Ich bin mir nicht sicher, wie genau das bei uns anfing. Ich kann mir allerdings vorstellen, dass es auch von den Mitarbeiter:innen getrieben wird. Wenn irgendwelche neuen Tools benutzt werden sollen, müssen wir dazu auch immer Feedback geben. Diese sollen uns ja entlasten, anstelle Mehraufwand mit sich zu bringen. Manchmal sind bestimmte Tools eben auch sehr kompliziert gemacht und nicht so ganz intuitiv. Unser Feedback wird aber dann häufig mit aufgenommen und die Tools dementsprechend angepasst. Vieles kommt natürlich von oben, aber ich würde sagen im Prinzip geht der Prozess Hand in Hand mit den Personen, die am Ende die Anwendungen benutzen.

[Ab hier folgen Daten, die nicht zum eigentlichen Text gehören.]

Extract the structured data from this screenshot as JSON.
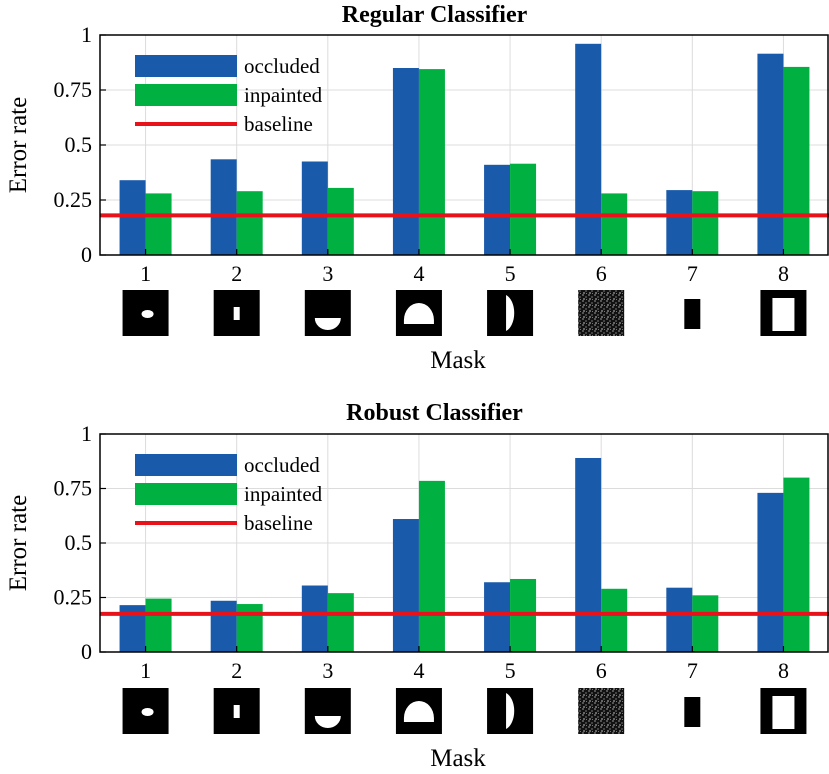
{
  "chart_data": [
    {
      "type": "bar",
      "title": "Regular Classifier",
      "xlabel": "Mask",
      "ylabel": "Error rate",
      "ylim": [
        0,
        1
      ],
      "yticks": [
        "0",
        "0.25",
        "0.5",
        "0.75",
        "1"
      ],
      "grid": true,
      "legend_position": "top-left",
      "categories": [
        "1",
        "2",
        "3",
        "4",
        "5",
        "6",
        "7",
        "8"
      ],
      "series": [
        {
          "name": "occluded",
          "color": "#1a5aab",
          "values": [
            0.34,
            0.435,
            0.425,
            0.85,
            0.41,
            0.96,
            0.295,
            0.915
          ]
        },
        {
          "name": "inpainted",
          "color": "#00b141",
          "values": [
            0.28,
            0.29,
            0.305,
            0.845,
            0.415,
            0.28,
            0.29,
            0.855
          ]
        }
      ],
      "baseline": {
        "name": "baseline",
        "color": "#e8131a",
        "value": 0.18
      }
    },
    {
      "type": "bar",
      "title": "Robust Classifier",
      "xlabel": "Mask",
      "ylabel": "Error rate",
      "ylim": [
        0,
        1
      ],
      "yticks": [
        "0",
        "0.25",
        "0.5",
        "0.75",
        "1"
      ],
      "grid": true,
      "legend_position": "top-left",
      "categories": [
        "1",
        "2",
        "3",
        "4",
        "5",
        "6",
        "7",
        "8"
      ],
      "series": [
        {
          "name": "occluded",
          "color": "#1a5aab",
          "values": [
            0.215,
            0.235,
            0.305,
            0.61,
            0.32,
            0.89,
            0.295,
            0.73
          ]
        },
        {
          "name": "inpainted",
          "color": "#00b141",
          "values": [
            0.245,
            0.22,
            0.27,
            0.785,
            0.335,
            0.29,
            0.26,
            0.8
          ]
        }
      ],
      "baseline": {
        "name": "baseline",
        "color": "#e8131a",
        "value": 0.175
      }
    }
  ]
}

Hast du denn das Gefühl, dass Digitalisierung dich im Alltag entlastet? Welche digitalen Funktionen würdest du dir im Alltag wünschen?

Seitdem ich bei uns auf der Station bin, wurde einmal das komplette System überholt. Da sind schon viele Dinge dazu gekommen, die unseren Alltag erleichtern. Zum Beispiel wenn ein Patient von einer anderen Intensivstation übernommen wird, dann muss keine neue Akte mehr angelegt werden, sondern man kann alle Daten aus der bestehenden Akte übernehmen. Das vereinfacht unseren Alltag schon sehr. Vorher hat man mindestens eine halbe Stunde daran gesessen eine neue Akte anzulegen und alles zu übertragen, jetzt dauert das ganze nur noch fünf Minuten.

Der größte Zeitfresser ist trotzdem immer noch die Dokumentation, obwohl diese zum Großteil bereits digital stattfindet. Jede Einzeltätigkeit müssen wir in diesem Tool anklicken. Einfacher wäre es, wenn es eine vorgefertigte Maske gäbe mit den Aufgaben des Frühdienstes, aus dem man nur noch die Aufgaben, die nicht gemacht wurden rausnehmen muss, anstatt jede einzeln auszuwählen. Die Dokumentation fällt zudem oft in die Überstunden und deshalb gibt es auch öfter den Fall, dass einfach (aufgrund des Zeitaufwandes) gar nicht dokumentiert wird.

Wenn ein Arzt etwas anordnet dann sieht man das leider nicht gleich im System. Hier wäre es hilfreich, wenn bei einer neuen Anordnung etwas beispielsweise rot aufleuchtet oder irgendeine andere Form der Benachrichtigung auf dem Bildschirm erkennbar ist. Aktuell ist der Prozess hier sehr unterschiedlich. Teilweise kommen die Ärzte vorbei und teilen uns die Anordnung mündlich mit manchmal wird es auch im System neu angeordnet und dann taucht es auf. Hierfür muss dann aber eben regelmäßig nachgeschaut werden, ob eine neue Anordnung im System hinterlegt ist, da keine direkte Benachrichtigung stattfindet. Da geht dann schon sehr viel unter, gerade wenn man viele Patient:innen betreut, hat man nicht die Zeit ständig im System nachzuschauen, ob es neue Anordnungen gibt.

Vielen Dank für deine Offenheit und die Einblicke in deinen Arbeitsalltag im Krankenhaus. Wir hoffen, mit Tracie den Arbeitsalltag durch mehr digitale Prozesse weiter zu erleichtern sowie die Patientensicherheit zu erhöhen.